Why are you are considering property investment ... or if you are already involved, what are your plans and motivations?

Property Investment MistakesFor the majority of people you want a fairly secure way of making some more money. Investing in property in rental has two strong benefits: generally your property will increase in value increasing your net worth; you get rental income which covers your costs and delivers a profit.

That's the plan anyway. But too many people jump in feet first, relying on impulse and emotion to make decisions, rather than cold hard numbers. If you've already had experience with some kind of investing, you'll know that it only works when you "play the numbers". You must have a clear strategy, do your research and hedge your bets as much as possible. After all, one bad investment can devalue your whole portfolio.

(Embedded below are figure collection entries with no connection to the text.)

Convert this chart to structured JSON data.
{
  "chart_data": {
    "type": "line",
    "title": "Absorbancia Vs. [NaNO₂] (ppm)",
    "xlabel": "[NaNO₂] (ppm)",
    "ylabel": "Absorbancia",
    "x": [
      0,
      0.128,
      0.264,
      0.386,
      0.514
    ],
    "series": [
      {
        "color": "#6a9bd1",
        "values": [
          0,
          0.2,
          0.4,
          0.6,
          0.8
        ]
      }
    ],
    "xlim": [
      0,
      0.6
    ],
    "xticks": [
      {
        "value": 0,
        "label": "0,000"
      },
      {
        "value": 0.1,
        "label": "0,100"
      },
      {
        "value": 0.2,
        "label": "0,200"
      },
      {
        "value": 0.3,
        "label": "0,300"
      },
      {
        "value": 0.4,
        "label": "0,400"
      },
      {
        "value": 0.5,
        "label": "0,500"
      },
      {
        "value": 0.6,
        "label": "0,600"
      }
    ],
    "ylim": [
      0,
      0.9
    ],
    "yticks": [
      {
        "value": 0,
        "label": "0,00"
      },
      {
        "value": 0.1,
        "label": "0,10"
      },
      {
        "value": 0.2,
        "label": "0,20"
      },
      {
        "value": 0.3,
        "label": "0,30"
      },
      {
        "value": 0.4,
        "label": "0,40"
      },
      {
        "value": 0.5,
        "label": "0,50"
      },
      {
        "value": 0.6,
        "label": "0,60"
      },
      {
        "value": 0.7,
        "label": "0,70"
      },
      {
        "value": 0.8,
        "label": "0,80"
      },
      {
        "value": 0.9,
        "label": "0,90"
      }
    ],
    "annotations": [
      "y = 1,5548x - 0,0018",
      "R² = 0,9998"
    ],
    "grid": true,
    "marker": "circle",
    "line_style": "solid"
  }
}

If you are just starting out, start small. Don't go for the biggest building with the most rental potential. Start off with small properties while you develop your experience and confidence, but more importantly, your contacts. Remember, you will have to rely on others, so best to develop a team of reliable people around you now that you know you can trust when the big projects come along later.

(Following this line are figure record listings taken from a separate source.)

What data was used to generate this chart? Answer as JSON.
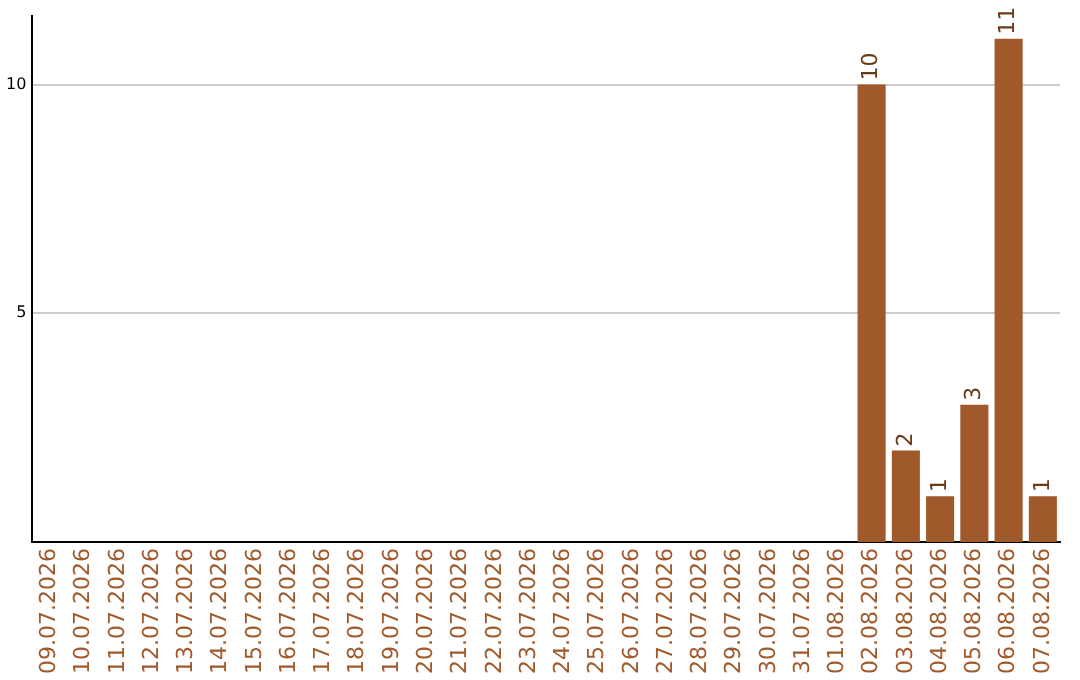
{
  "chart_data": {
    "type": "bar",
    "categories": [
      "09.07.2026",
      "10.07.2026",
      "11.07.2026",
      "12.07.2026",
      "13.07.2026",
      "14.07.2026",
      "15.07.2026",
      "16.07.2026",
      "17.07.2026",
      "18.07.2026",
      "19.07.2026",
      "20.07.2026",
      "21.07.2026",
      "22.07.2026",
      "23.07.2026",
      "24.07.2026",
      "25.07.2026",
      "26.07.2026",
      "27.07.2026",
      "28.07.2026",
      "29.07.2026",
      "30.07.2026",
      "31.07.2026",
      "01.08.2026",
      "02.08.2026",
      "03.08.2026",
      "04.08.2026",
      "05.08.2026",
      "06.08.2026",
      "07.08.2026"
    ],
    "values": [
      0,
      0,
      0,
      0,
      0,
      0,
      0,
      0,
      0,
      0,
      0,
      0,
      0,
      0,
      0,
      0,
      0,
      0,
      0,
      0,
      0,
      0,
      0,
      0,
      10,
      2,
      1,
      3,
      11,
      1
    ],
    "value_labels": [
      null,
      null,
      null,
      null,
      null,
      null,
      null,
      null,
      null,
      null,
      null,
      null,
      null,
      null,
      null,
      null,
      null,
      null,
      null,
      null,
      null,
      null,
      null,
      null,
      "10",
      "2",
      "1",
      "3",
      "11",
      "1"
    ],
    "color": "#a0592a",
    "ylim": [
      0,
      11.5
    ],
    "yticks": [
      5,
      10
    ],
    "grid": "y",
    "legend": false
  }
}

Starting small means that the mistakes you make (and you will do), are affordable. You may not make the profit you imagined on your first property investment - but as long as you can break even, you've come out ahead. You've also come out hopefully with some confidence and realism that will take you forward. Reading all the books in the world does not make you a property investor - doing it does.

When you first start exploring properties, look for family homes, or perhaps large houses split in to two flats. These are generally much easier to deal with and rent out.

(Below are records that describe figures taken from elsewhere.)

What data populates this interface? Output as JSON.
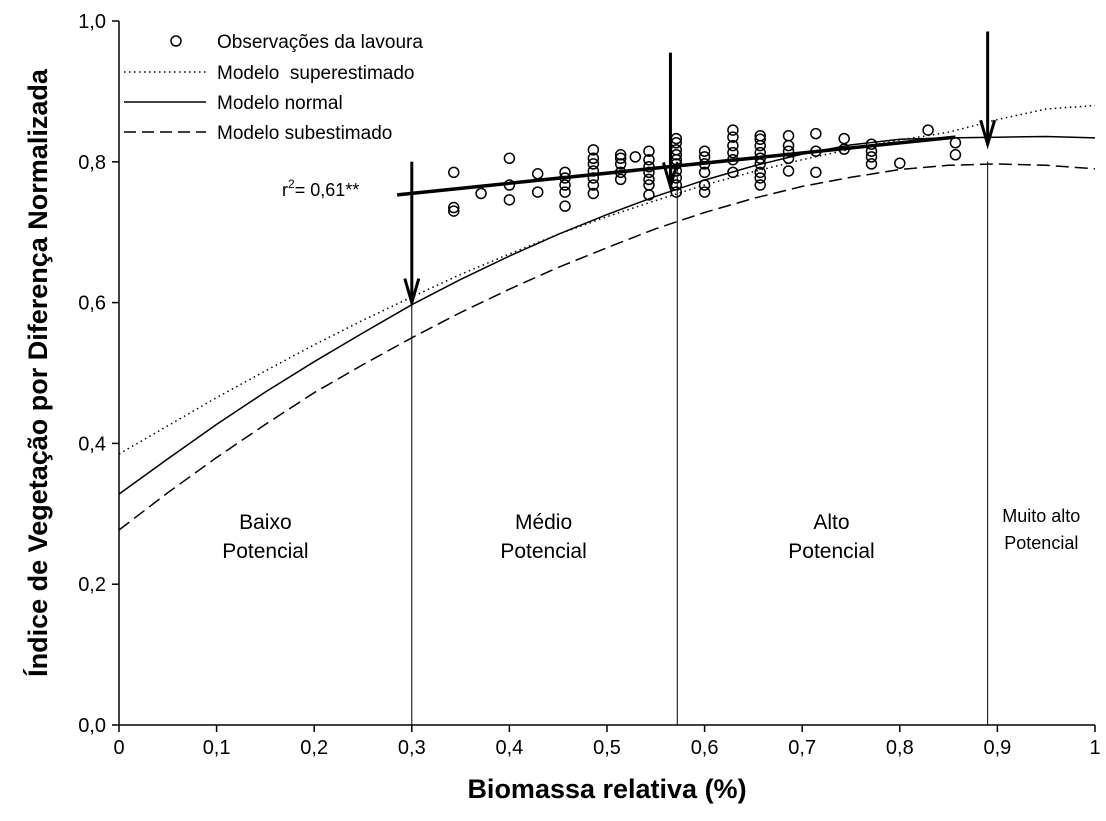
{
  "chart_data": {
    "type": "scatter",
    "xlabel": "Biomassa relativa (%)",
    "ylabel": "Índice de Vegetação por Diferença Normalizada",
    "xlim": [
      0,
      1
    ],
    "ylim": [
      0,
      1
    ],
    "xticks": [
      "0",
      "0,1",
      "0,2",
      "0,3",
      "0,4",
      "0,5",
      "0,6",
      "0,7",
      "0,8",
      "0,9",
      "1"
    ],
    "yticks": [
      "0,0",
      "0,2",
      "0,4",
      "0,6",
      "0,8",
      "1,0"
    ],
    "grid": false,
    "legend_position": "top-left",
    "legend": [
      {
        "label": "Observações da lavoura",
        "style": "circle"
      },
      {
        "label": "Modelo  superestimado",
        "style": "dotted"
      },
      {
        "label": "Modelo normal",
        "style": "solid"
      },
      {
        "label": "Modelo subestimado",
        "style": "dashed"
      }
    ],
    "observations": {
      "name": "Observações da lavoura",
      "points": [
        [
          0.343,
          0.785
        ],
        [
          0.343,
          0.735
        ],
        [
          0.343,
          0.73
        ],
        [
          0.371,
          0.755
        ],
        [
          0.4,
          0.805
        ],
        [
          0.4,
          0.767
        ],
        [
          0.4,
          0.746
        ],
        [
          0.429,
          0.783
        ],
        [
          0.429,
          0.757
        ],
        [
          0.457,
          0.785
        ],
        [
          0.457,
          0.777
        ],
        [
          0.457,
          0.767
        ],
        [
          0.457,
          0.757
        ],
        [
          0.457,
          0.737
        ],
        [
          0.486,
          0.817
        ],
        [
          0.486,
          0.805
        ],
        [
          0.486,
          0.797
        ],
        [
          0.486,
          0.787
        ],
        [
          0.486,
          0.777
        ],
        [
          0.486,
          0.767
        ],
        [
          0.486,
          0.755
        ],
        [
          0.514,
          0.81
        ],
        [
          0.514,
          0.805
        ],
        [
          0.514,
          0.797
        ],
        [
          0.514,
          0.785
        ],
        [
          0.514,
          0.775
        ],
        [
          0.529,
          0.807
        ],
        [
          0.543,
          0.815
        ],
        [
          0.543,
          0.803
        ],
        [
          0.543,
          0.793
        ],
        [
          0.543,
          0.785
        ],
        [
          0.543,
          0.775
        ],
        [
          0.543,
          0.767
        ],
        [
          0.543,
          0.753
        ],
        [
          0.571,
          0.833
        ],
        [
          0.571,
          0.827
        ],
        [
          0.571,
          0.817
        ],
        [
          0.571,
          0.81
        ],
        [
          0.571,
          0.803
        ],
        [
          0.571,
          0.797
        ],
        [
          0.571,
          0.787
        ],
        [
          0.571,
          0.777
        ],
        [
          0.571,
          0.767
        ],
        [
          0.571,
          0.757
        ],
        [
          0.6,
          0.815
        ],
        [
          0.6,
          0.807
        ],
        [
          0.6,
          0.797
        ],
        [
          0.6,
          0.785
        ],
        [
          0.6,
          0.767
        ],
        [
          0.6,
          0.757
        ],
        [
          0.629,
          0.845
        ],
        [
          0.629,
          0.835
        ],
        [
          0.629,
          0.823
        ],
        [
          0.629,
          0.813
        ],
        [
          0.629,
          0.803
        ],
        [
          0.629,
          0.785
        ],
        [
          0.657,
          0.837
        ],
        [
          0.657,
          0.832
        ],
        [
          0.657,
          0.823
        ],
        [
          0.657,
          0.813
        ],
        [
          0.657,
          0.805
        ],
        [
          0.657,
          0.797
        ],
        [
          0.657,
          0.785
        ],
        [
          0.657,
          0.777
        ],
        [
          0.657,
          0.767
        ],
        [
          0.686,
          0.837
        ],
        [
          0.686,
          0.823
        ],
        [
          0.686,
          0.815
        ],
        [
          0.686,
          0.805
        ],
        [
          0.686,
          0.787
        ],
        [
          0.714,
          0.84
        ],
        [
          0.714,
          0.815
        ],
        [
          0.714,
          0.785
        ],
        [
          0.743,
          0.833
        ],
        [
          0.743,
          0.818
        ],
        [
          0.771,
          0.825
        ],
        [
          0.771,
          0.815
        ],
        [
          0.771,
          0.807
        ],
        [
          0.771,
          0.797
        ],
        [
          0.8,
          0.798
        ],
        [
          0.829,
          0.845
        ],
        [
          0.857,
          0.827
        ],
        [
          0.857,
          0.81
        ]
      ]
    },
    "regression": {
      "label": "r2= 0,61**",
      "x": [
        0.285,
        0.857
      ],
      "y": [
        0.753,
        0.835
      ]
    },
    "models": [
      {
        "name": "Modelo  superestimado",
        "style": "dotted",
        "x": [
          0,
          0.05,
          0.1,
          0.15,
          0.2,
          0.25,
          0.3,
          0.35,
          0.4,
          0.45,
          0.5,
          0.55,
          0.6,
          0.65,
          0.7,
          0.75,
          0.8,
          0.85,
          0.9,
          0.95,
          1.0
        ],
        "y": [
          0.385,
          0.425,
          0.465,
          0.503,
          0.54,
          0.575,
          0.608,
          0.64,
          0.669,
          0.697,
          0.722,
          0.745,
          0.767,
          0.786,
          0.803,
          0.818,
          0.831,
          0.842,
          0.86,
          0.875,
          0.88
        ]
      },
      {
        "name": "Modelo normal",
        "style": "solid",
        "x": [
          0,
          0.05,
          0.1,
          0.15,
          0.2,
          0.25,
          0.3,
          0.35,
          0.4,
          0.45,
          0.5,
          0.55,
          0.6,
          0.65,
          0.7,
          0.75,
          0.8,
          0.85,
          0.9,
          0.95,
          1.0
        ],
        "y": [
          0.328,
          0.378,
          0.427,
          0.473,
          0.516,
          0.557,
          0.597,
          0.633,
          0.666,
          0.697,
          0.725,
          0.751,
          0.774,
          0.794,
          0.811,
          0.824,
          0.832,
          0.834,
          0.835,
          0.836,
          0.834
        ]
      },
      {
        "name": "Modelo subestimado",
        "style": "dashed",
        "x": [
          0,
          0.05,
          0.1,
          0.15,
          0.2,
          0.25,
          0.3,
          0.35,
          0.4,
          0.45,
          0.5,
          0.55,
          0.6,
          0.65,
          0.7,
          0.75,
          0.8,
          0.85,
          0.9,
          0.95,
          1.0
        ],
        "y": [
          0.277,
          0.33,
          0.38,
          0.427,
          0.472,
          0.512,
          0.55,
          0.586,
          0.619,
          0.65,
          0.678,
          0.705,
          0.728,
          0.748,
          0.765,
          0.778,
          0.789,
          0.795,
          0.797,
          0.795,
          0.79
        ]
      }
    ],
    "thresholds": [
      0.3,
      0.572,
      0.89
    ],
    "arrows": [
      {
        "x": 0.3,
        "from": 0.8,
        "to": 0.6
      },
      {
        "x": 0.565,
        "from": 0.955,
        "to": 0.765
      },
      {
        "x": 0.89,
        "from": 0.985,
        "to": 0.825
      }
    ],
    "zones": [
      {
        "line1": "Baixo",
        "line2": "Potencial",
        "x": 0.15,
        "small": false
      },
      {
        "line1": "Médio",
        "line2": "Potencial",
        "x": 0.435,
        "small": false
      },
      {
        "line1": "Alto",
        "line2": "Potencial",
        "x": 0.73,
        "small": false
      },
      {
        "line1": "Muito alto",
        "line2": "Potencial",
        "x": 0.945,
        "small": true
      }
    ]
  }
}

If you are buying an older property that hasn't been "touched" for awhile, you will want to check with the local council and building inspector what upgrades need to be done to make it suitable for renting. Remember, what you can get away with in your home is far more than you can get away with in a rental property. There are many many regulations that have to be met - don't try to skimp here - you'll just have to pay more down the line, and if something did go wrong, your insurance would be invalid.

Always get potential properties inspected by professionals. Take a builder along with you when you view. What might seem like a simple crack in the wall could be subsidence. That musty smell could be a serious damp problem. Don't necessarily write these kind of properties off - you're likely to get them cheaply - just know as much as you can, what you are letting yourself in for (and always budget in extra money for the unforeseen!).

As well as working out a firm budget for doing up your property, you also want to get a firm completion date from your builder. All the time the property is unrented is costing you. Whatever your builder says, add a few weeks (for the unforeseen). Am I sounding like a merchant of doom? Perhaps, but it's better walking away from a property that potentially won't work, than gambling it will. Remember, you are not gambling, you are investing - so play by the numbers.

By the time you've built up a portfolio of a few small properties, you should have developed enough confidence to go for larger ones (if that is your plan of course - you can stick to small units). Commercial properties have advantages over residential properties, with longer tenancies and the maintenance costs generally covered by the tenant. The downside is getting a tenant, not as easy as with the residential market.

Whatever you next move, stick to the numbers and you won't go too far wrong.